Ongoing investigations of CAR-T cell therapies are seeking to elucidate the mechanisms of resistance, immune escape, and relapse so that the current barriers can be overcome and treatment efficacy can be improved. Research is also focused on access to “off-the-shelf” allogeneic CAR-T products, simplifying the manufacturing process and mitigating side effects, among other aims. Thus, the complexity and rapid changes in the field of cellular therapies demands wide collaboration to maintain up-to-date education on the entire pathway from collection to the manufacturer and back to the clinical unit. GoCART, a multistakeholder coalition launched by EBMT and EHA, offers a platform to provide the required diversified and topic-specific education on CAR-T cell therapies. Likewise, the annual EBMT/EHA European CAR-T cell meeting provides specific continuous medical education in this complex field. In addition, educational online updates are provided on the EBMT and EHA e-learning platforms (https://www.ebmt.org/education/e-learning, https://ehacampus.ehaweb.org) with specific webinars and e-learning courses focused not only on CAR-T cells but also on other evolving immunotherapy treatments that may impact the pathway towards CAR-T cell treatment. There is still much to learn, and this rapidly evolving field requires rapid and constant educational updates.

FormalPara Key Points

  • Continuous medical education should fill unavoidable knowledge gaps in a rapidly evolving field.
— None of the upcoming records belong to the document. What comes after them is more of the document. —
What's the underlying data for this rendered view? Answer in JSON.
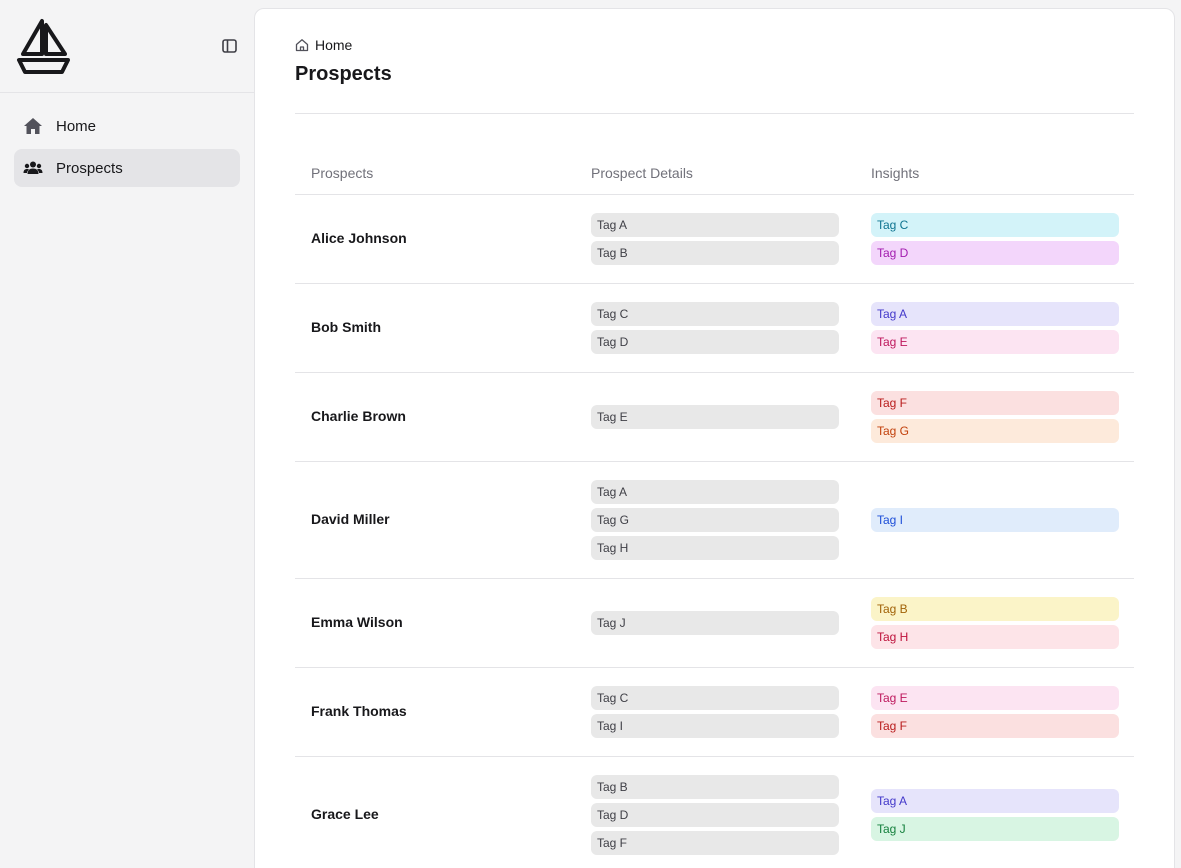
{
  "sidebar": {
    "items": [
      {
        "label": "Home",
        "icon": "home-icon",
        "active": false
      },
      {
        "label": "Prospects",
        "icon": "users-icon",
        "active": true
      }
    ]
  },
  "header": {
    "breadcrumb": "Home",
    "title": "Prospects"
  },
  "table": {
    "columns": [
      "Prospects",
      "Prospect Details",
      "Insights"
    ],
    "rows": [
      {
        "name": "Alice Johnson",
        "details": [
          "Tag A",
          "Tag B"
        ],
        "insights": [
          {
            "label": "Tag C",
            "bg": "#d3f3f9",
            "fg": "#0e7490"
          },
          {
            "label": "Tag D",
            "bg": "#f3d6fb",
            "fg": "#a21caf"
          }
        ]
      },
      {
        "name": "Bob Smith",
        "details": [
          "Tag C",
          "Tag D"
        ],
        "insights": [
          {
            "label": "Tag A",
            "bg": "#e6e4fb",
            "fg": "#4338ca"
          },
          {
            "label": "Tag E",
            "bg": "#fce4f2",
            "fg": "#be185d"
          }
        ]
      },
      {
        "name": "Charlie Brown",
        "details": [
          "Tag E"
        ],
        "insights": [
          {
            "label": "Tag F",
            "bg": "#fbe0e0",
            "fg": "#b91c1c"
          },
          {
            "label": "Tag G",
            "bg": "#fdeadb",
            "fg": "#c2410c"
          }
        ]
      },
      {
        "name": "David Miller",
        "details": [
          "Tag A",
          "Tag G",
          "Tag H"
        ],
        "insights": [
          {
            "label": "Tag I",
            "bg": "#e0ecfb",
            "fg": "#1d4ed8"
          }
        ]
      },
      {
        "name": "Emma Wilson",
        "details": [
          "Tag J"
        ],
        "insights": [
          {
            "label": "Tag B",
            "bg": "#fbf4c8",
            "fg": "#a16207"
          },
          {
            "label": "Tag H",
            "bg": "#fde4e8",
            "fg": "#be123c"
          }
        ]
      },
      {
        "name": "Frank Thomas",
        "details": [
          "Tag C",
          "Tag I"
        ],
        "insights": [
          {
            "label": "Tag E",
            "bg": "#fce4f2",
            "fg": "#be185d"
          },
          {
            "label": "Tag F",
            "bg": "#fbe0e0",
            "fg": "#b91c1c"
          }
        ]
      },
      {
        "name": "Grace Lee",
        "details": [
          "Tag B",
          "Tag D",
          "Tag F"
        ],
        "insights": [
          {
            "label": "Tag A",
            "bg": "#e6e4fb",
            "fg": "#4338ca"
          },
          {
            "label": "Tag J",
            "bg": "#d8f5e3",
            "fg": "#15803d"
          }
        ]
      }
    ]
  },
  "colors": {
    "background": "#f4f4f5",
    "active_nav": "#e4e4e7",
    "gray_tag": "#e8e8e8"
  }
}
  • Big data registry studies, multistakeholder coalitions, and multidisciplinary educational meetings provide regular updates on the entire CAR-T cell therapy process.

  • Updates on specific topics and the latest scientific developments are also required to provide individualized high-quality patient management.

  • e-learning platforms and CAR-T cell meetings provide adequate and specific updates in this complex field, but there is also a need to educate the wider medical community, who refer patients to treatment centres.

  • Continuous medical education is necessary, especially because this field is rapidly evolving.